Among the count's fellow passengers is Oscar Husson, a young good-for-nothing mummy's boy, who is being sent to a friend of his mother's Monsieur Moreau in the hope that a position can be found for him. Also travelling to L'Isle-Adam is Georges Marest, the second clerk of the count's Parisian notary Crottat; Joseph Bridau, a young artist, who is accompanied by his young colleague Léon Didas y Lora, nicknamed Mistigris. The final occupant of the coach is Père Léger, a rich farmer from Val-d'Oise who is leasing the land which the count wishes to buy from Margueron. Léger is hoping to buy it himself and then sell it piecemeal at a significant profit to the count.

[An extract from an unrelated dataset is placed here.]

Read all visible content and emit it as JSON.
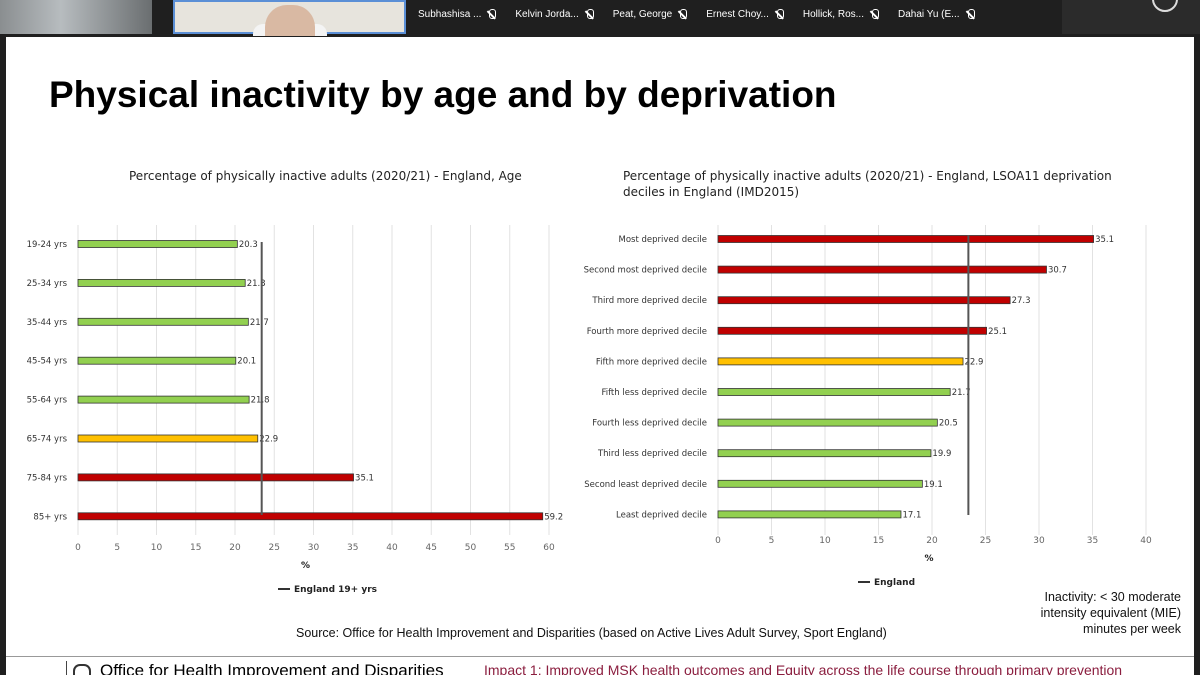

To pass the time Georges amuses himself by pretending to be Colonel Czerni-Georges, a young nobleman with a distinguished military career behind him; his fellow travellers are impressed, but the count sees through him and realizes his true identity. Not to be outdone by Marest, the young painter then passes himself off as the celebrated artist Heinrich Schinner. Things become interesting when Oscar joins in and pretends to be a close acquaintance of the Comte de Sérizy and his son. In the course of his boasting, he divulges several private and embarrassing details about the count - details which he could only have learnt from his godparents the Moreaus.
On the journey the count also overhears a conversation in which Léger describes how he and Moreau are conspiring to buy the land the count wants from under his nose and sell it to him at an inflated price.
When the count arrives at Presles he wastes little time dismissing Moreau - not so much for conspiring with Léger as for revealing personal details about the count and his wife to his godson. Oscar is forced to return to Paris and seek a living by some other means.
In time Oscar obtains a license and becomes a clerk in the law office of Desroches in Paris, where he is trained by Godeschal. During this time he renews his acquaintance with Georges Marest, who is actually related to him. For some time Oscar defies everyone's expectations and applies himself diligently to both his studies and his clerkly duties. But Oscar spoils everything by another indiscretion, this one much more serious than the first. At the house of demimondaine Florentine Cabirolle, who was then maintained by Oscar's wealthy uncle Cardot, Oscar gambles away five hundred francs he was given to transact an important legal matter. His hopes ruined for a second time, Oscar is forced to abandon law and enter military service.